La Fraschetti Spa ha subìto un attacco cyber su vasta scala. Così, si è affermata la necessità di sospendere le produzioni per diverse settimane con conseguente ricorso, per l’azienda di Frosinone, alla cassa integrazione per i dipendenti.

Tra il 9 e il 10 ottobre scorsi, la Fraschetti Spa ha subìto un attacco cyber su vasca scala. L’azienda di Frosinone, ai vertici nei settori della distribuzione di ferramenta, giardinaggio e bricolage, ha dovuto interrompere le produzioni.
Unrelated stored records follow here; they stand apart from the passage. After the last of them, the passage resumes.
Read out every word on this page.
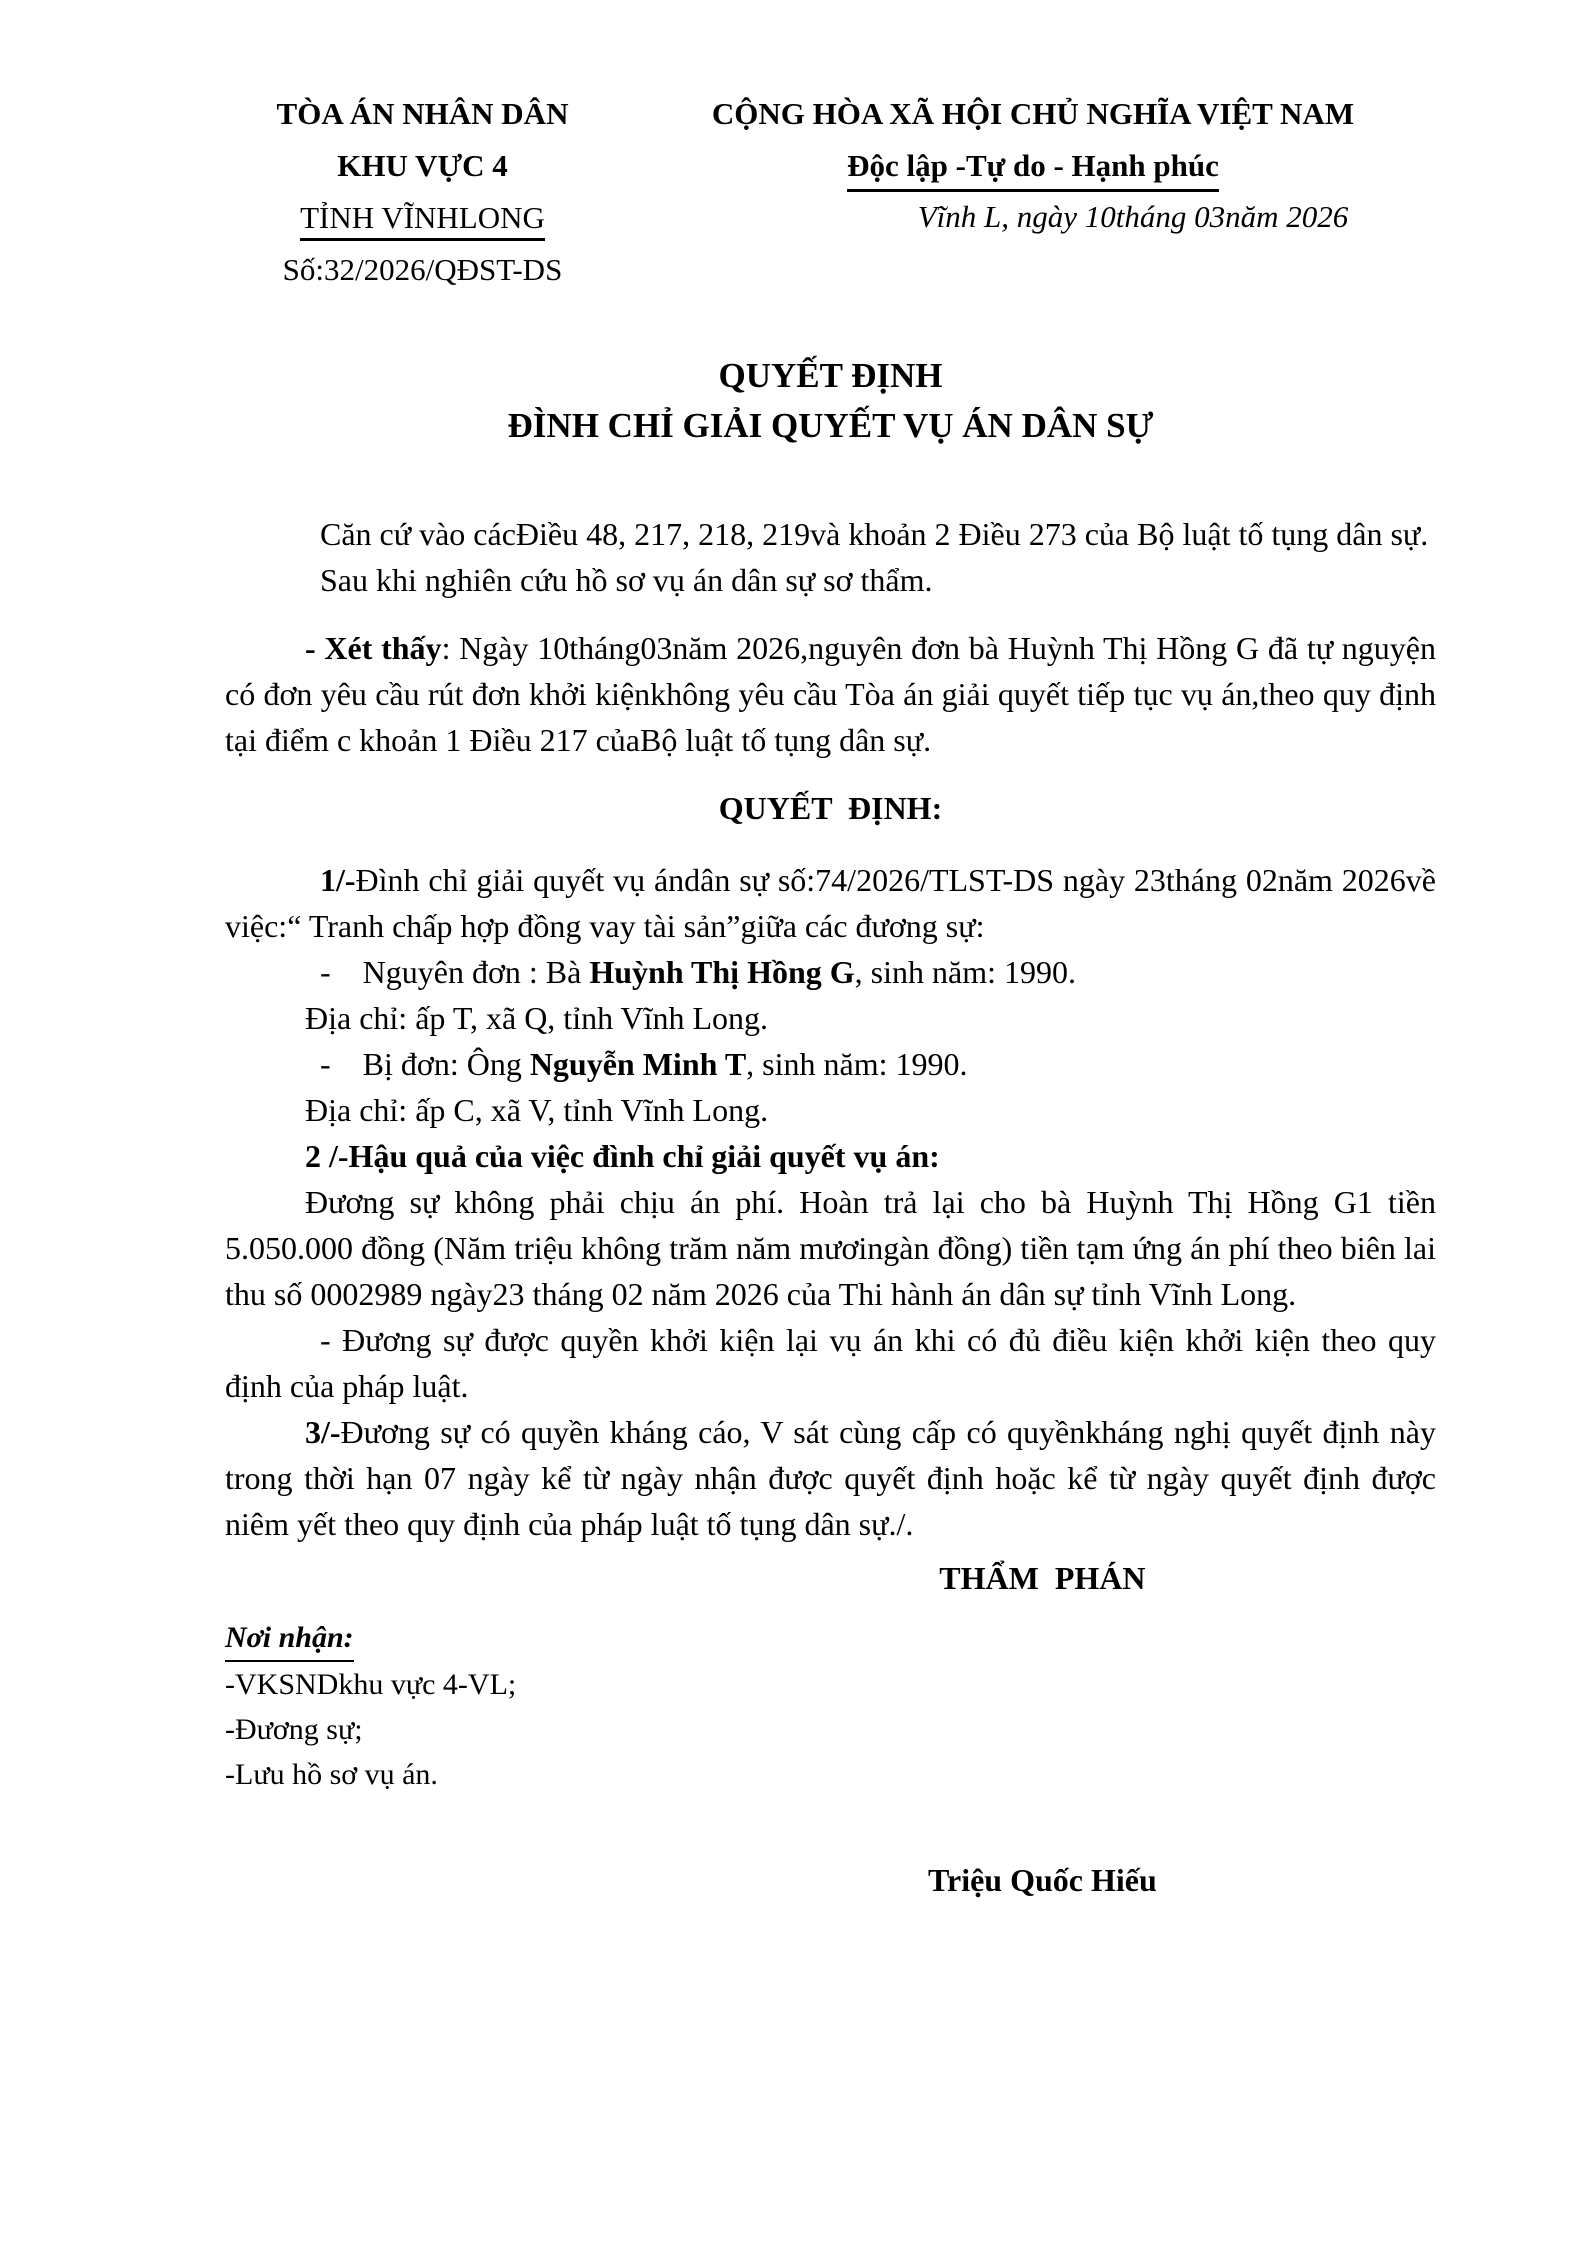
TÒA ÁN NHÂN DÂN
KHU VỰC 4
TỈNH VĨNHLONG
Số:32/2026/QĐST-DS
CỘNG HÒA XÃ HỘI CHỦ NGHĨA VIỆT NAM
Độc lập -Tự do - Hạnh phúc
Vĩnh L, ngày 10tháng 03năm 2026
QUYẾT ĐỊNH
ĐÌNH CHỈ GIẢI QUYẾT VỤ ÁN DÂN SỰ

Căn cứ vào cácĐiều 48, 217, 218, 219và khoản 2 Điều 273 của Bộ luật tố tụng dân sự.

Sau khi nghiên cứu hồ sơ vụ án dân sự sơ thẩm.

- Xét thấy: Ngày 10tháng03năm 2026,nguyên đơn bà Huỳnh Thị Hồng G đã tự nguyện có đơn yêu cầu rút đơn khởi kiệnkhông yêu cầu Tòa án giải quyết tiếp tục vụ án,theo quy định tại điểm c khoản 1 Điều 217 củaBộ luật tố tụng dân sự.

QUYẾT  ĐỊNH:

1/-Đình chỉ giải quyết vụ ándân sự số:74/2026/TLST-DS ngày 23tháng 02năm 2026về việc:“ Tranh chấp hợp đồng vay tài sản”giữa các đương sự:

-    Nguyên đơn : Bà Huỳnh Thị Hồng G, sinh năm: 1990.

Địa chỉ: ấp T, xã Q, tỉnh Vĩnh Long.

-    Bị đơn: Ông Nguyễn Minh T, sinh năm: 1990.

Địa chỉ: ấp C, xã V, tỉnh Vĩnh Long.

2 /-Hậu quả của việc đình chỉ giải quyết vụ án:

Đương sự không phải chịu án phí. Hoàn trả lại cho bà Huỳnh Thị Hồng G1 tiền 5.050.000 đồng (Năm triệu không trăm năm mươingàn đồng) tiền tạm ứng án phí theo biên lai thu số 0002989 ngày23 tháng 02 năm 2026 của Thi hành án dân sự tỉnh Vĩnh Long.

- Đương sự được quyền khởi kiện lại vụ án khi có đủ điều kiện khởi kiện theo quy định của pháp luật.

3/-Đương sự có quyền kháng cáo, V sát cùng cấp có quyềnkháng nghị quyết định này trong thời hạn 07 ngày kể từ ngày nhận được quyết định hoặc kể từ ngày quyết định được niêm yết theo quy định của pháp luật tố tụng dân sự./.

THẨM  PHÁN
Nơi nhận:
-VKSNDkhu vực 4-VL;
-Đương sự;
-Lưu hồ sơ vụ án.
Triệu Quốc Hiếu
Le quali sono ricominciate in questi giorni, dopo tre settimane,

La conferma“, scrive il Messaggero, “è arrivata quando la Fraschetti, seppure con il sistema informatico fuori uso ma evidentemente nel pieno controllo dei pirati informatici, ha ricevuto un messaggio in inglese“. Un messaggio che riportava: “Se volete risolvere i vostri problemi premete il pulsante“. Cliccando, si sarebbe attivato un conto alla rovescia.

Non potendo il polo operare, i dirigenti hanno dovuto attivare temporaneamente la cassa integrazione per gli oltre cento dipendenti. Il caso è stato segnalato al Garante della Privacy, secondo quanto prevede la legge.

Chi ha avuto la responsabilità dell’attacco?

La responsabilità dell’attacco sarebbe stata del gruppo hacker criminale internazionale Akira, noto per i suoi attacchi contro le piccole e medie imprese (PMI) italiane. Tra febbraio e maggio, solo in Veneto, il gruppo ha diretto le proprie mire contro una trentina di aziende.

Oltre al sistema logistico del magazzino fuori uso, c’è stato il furto di tutti i dati di clienti, fornitori e dipendenti. Si evidenzia, in queste situazioni, come al danno economico se ne aggiunga uno reputazionale, anche perché queste operazioni criminali sono frutto di mesi di monitoraggio.

Quali sono le soluzioni di risposta per le PMI?

Le minacce informatiche colpiscono soprattutto le PMI e gli enti pubblici locali, penalizzati da risorse limitate e da una carenza diffusa di competenze digitali, in particolare nell’ambito della cybersecurity.

In questo senso, per limitare i rischi non bastano soluzioni automatizzate. Serve invece uno sviluppo costante ed aggiornato di strumenti di cyberdifesa, guidato da persone competenti e di fiducia. Gli investimenti in sicurezza cyber, per le PMI, sono fondamentali per la loro continuità produttiva, dunque per l’intero ‘Sistema Paese’ Italia.